I once had a spell of almost a week of continuous ‘poetry’ flowing into my head every waking hour (in some of my dreams too). Sometimes it referred to something in my attention, sometimes other stuff, sometimes I didn’t know what it was on about and sometimes it was about itself. The style, rhythm, meter, etc changed regularly and seemed unrelated to the content. I never knew what was coming and I was occasionally shocked or cracked up laughing. Another time a religious poem arrived in a rush while I was waiting to see a counsellor. When I begged a pen and paper off the receptionist and began furiously scribbling it out before I forgot she probably thought I really needed counselling.
It’s not like creative writing.

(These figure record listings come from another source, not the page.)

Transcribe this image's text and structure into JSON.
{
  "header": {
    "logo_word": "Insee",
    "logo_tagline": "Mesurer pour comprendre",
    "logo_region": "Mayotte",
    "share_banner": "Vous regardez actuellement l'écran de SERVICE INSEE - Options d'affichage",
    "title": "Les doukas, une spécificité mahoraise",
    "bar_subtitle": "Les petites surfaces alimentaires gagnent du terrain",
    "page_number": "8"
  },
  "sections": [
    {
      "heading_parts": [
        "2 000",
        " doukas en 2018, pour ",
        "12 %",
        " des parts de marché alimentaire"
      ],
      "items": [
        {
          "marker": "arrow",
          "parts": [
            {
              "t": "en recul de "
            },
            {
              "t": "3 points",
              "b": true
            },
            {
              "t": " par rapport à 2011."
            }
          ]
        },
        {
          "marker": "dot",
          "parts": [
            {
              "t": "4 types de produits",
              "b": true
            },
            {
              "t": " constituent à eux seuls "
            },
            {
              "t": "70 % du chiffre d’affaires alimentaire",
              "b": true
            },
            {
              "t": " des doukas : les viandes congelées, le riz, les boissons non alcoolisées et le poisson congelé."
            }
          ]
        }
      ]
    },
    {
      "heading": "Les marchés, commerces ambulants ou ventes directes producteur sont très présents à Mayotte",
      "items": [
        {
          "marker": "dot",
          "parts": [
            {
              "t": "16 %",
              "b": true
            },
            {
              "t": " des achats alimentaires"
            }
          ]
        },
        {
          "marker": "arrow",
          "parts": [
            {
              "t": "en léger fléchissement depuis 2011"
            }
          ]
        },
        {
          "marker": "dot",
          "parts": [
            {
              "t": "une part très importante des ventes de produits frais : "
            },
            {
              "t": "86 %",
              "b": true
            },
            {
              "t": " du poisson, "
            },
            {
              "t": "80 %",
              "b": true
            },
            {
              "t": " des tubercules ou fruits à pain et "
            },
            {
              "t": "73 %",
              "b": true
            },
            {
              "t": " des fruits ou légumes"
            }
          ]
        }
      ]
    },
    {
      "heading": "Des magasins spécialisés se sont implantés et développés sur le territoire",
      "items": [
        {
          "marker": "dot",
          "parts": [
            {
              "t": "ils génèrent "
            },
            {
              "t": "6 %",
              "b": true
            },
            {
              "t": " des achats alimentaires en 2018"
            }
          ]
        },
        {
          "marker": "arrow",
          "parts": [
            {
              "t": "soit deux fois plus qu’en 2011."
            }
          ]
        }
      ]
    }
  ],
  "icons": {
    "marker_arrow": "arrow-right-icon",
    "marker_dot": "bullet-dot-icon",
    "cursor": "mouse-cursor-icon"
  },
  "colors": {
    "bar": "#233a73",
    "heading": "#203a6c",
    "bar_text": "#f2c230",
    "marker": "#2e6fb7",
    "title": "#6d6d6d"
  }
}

It’s like the voices. And like the voices I’m fond of it. But I don’t think of it as me or mine.
You might have a long wait for the next poem. I don’t bother carrying a notepad these days and I rarely feel compelled to record them. But if you scroll down my blog and click the ‘poetry’ tag on the right you’ll see a few. Most happened a similar way to ‘tangle sprite’. The haikus are spontaneous in a different kind of way and I have more sense of volition over them.
I’m sorry you’ve been suicidal lately. Naturally I’ve an impulse to try to generalise my story about myself to you then come up with some kind of dogmatic prescription for it, but we both know that’s BS. It’s not as if everyone else doesn’t drive you crazy doing that. Oh, shit. I just did it, didn’t I?